Black carbon, the soot produced by burning fossil fuels and biomass, is an atmospheric pollutant that is particularly problematic in the Arctic region, where it darkens snow and ice, making them retain more warmth and melt faster.

“The United States has pulled out from joint reduction targets and Russia has not submitted its national calculations on black carbon emissions,” the Finnish foreign ministry said ahead of the Arctic Council’s meeting in Finland over May 6-7, which U.S. Secretary of State Mike Pompeo is expected to attend.

Finland holds the rotating chairmanship of the Arctic Council, which also includes Canada, Denmark, Iceland, Norway, Russia, Sweden and the United States.

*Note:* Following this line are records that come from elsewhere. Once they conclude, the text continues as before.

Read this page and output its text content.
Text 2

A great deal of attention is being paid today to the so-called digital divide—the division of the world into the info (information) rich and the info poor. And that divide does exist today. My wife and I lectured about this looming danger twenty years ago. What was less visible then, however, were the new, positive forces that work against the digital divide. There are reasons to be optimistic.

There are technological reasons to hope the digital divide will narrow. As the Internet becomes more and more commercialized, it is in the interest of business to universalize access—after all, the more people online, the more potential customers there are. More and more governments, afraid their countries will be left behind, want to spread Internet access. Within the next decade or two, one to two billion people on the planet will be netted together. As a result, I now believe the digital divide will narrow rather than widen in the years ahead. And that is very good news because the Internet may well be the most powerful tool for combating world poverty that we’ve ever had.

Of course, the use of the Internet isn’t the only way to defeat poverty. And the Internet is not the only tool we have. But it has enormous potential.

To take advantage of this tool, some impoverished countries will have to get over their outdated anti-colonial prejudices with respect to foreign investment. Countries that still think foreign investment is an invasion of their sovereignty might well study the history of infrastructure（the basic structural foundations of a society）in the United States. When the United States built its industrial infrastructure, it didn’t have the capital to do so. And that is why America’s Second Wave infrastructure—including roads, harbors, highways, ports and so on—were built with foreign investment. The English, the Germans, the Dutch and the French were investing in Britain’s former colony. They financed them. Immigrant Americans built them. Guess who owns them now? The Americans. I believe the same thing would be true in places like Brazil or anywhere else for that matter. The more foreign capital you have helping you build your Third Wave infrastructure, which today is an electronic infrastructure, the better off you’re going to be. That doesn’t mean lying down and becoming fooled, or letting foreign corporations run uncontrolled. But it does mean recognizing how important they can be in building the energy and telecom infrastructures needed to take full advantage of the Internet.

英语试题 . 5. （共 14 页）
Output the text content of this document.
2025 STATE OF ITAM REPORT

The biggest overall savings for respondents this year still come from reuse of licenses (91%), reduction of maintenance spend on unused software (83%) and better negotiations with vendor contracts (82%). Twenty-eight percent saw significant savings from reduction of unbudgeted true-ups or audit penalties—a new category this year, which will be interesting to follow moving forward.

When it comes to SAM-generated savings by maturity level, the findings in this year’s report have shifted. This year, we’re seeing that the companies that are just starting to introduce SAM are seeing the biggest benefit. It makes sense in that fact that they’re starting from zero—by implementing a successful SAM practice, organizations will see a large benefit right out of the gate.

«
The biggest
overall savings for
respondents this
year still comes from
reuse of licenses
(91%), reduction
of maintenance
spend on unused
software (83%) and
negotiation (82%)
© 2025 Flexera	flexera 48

The council coordinates Arctic policy and is gaining clout as sea ice thaws and opens up new trade routes, intensifying competition for its oil, gas and mineral resources while also putting its fragile ecosystem at risk.

“About one third of warming in the Arctic is caused by black carbon emissions of the Arctic Council members,” the Finnish foreign ministry’s statement said, adding that the majority of its member states had lowered their black carbon emissions.

Two years ago at the council’s previous ministerial meeting in Alaska, the member countries agreed to cut their black carbon emissions to 25-33 percent below 2013 levels by 2025.

Pompeo is expected to attend the May meeting in Finland in a show of Washington’s commitment to the region amid growing U.S. concern about China’s interests there.

China became an observer member of the Arctic Council in 2013 and last year outlined its ambitions to extend President Xi Jinping’s signature Belt and Road Initiative to the Arctic by developing shipping lanes opened up by global warming.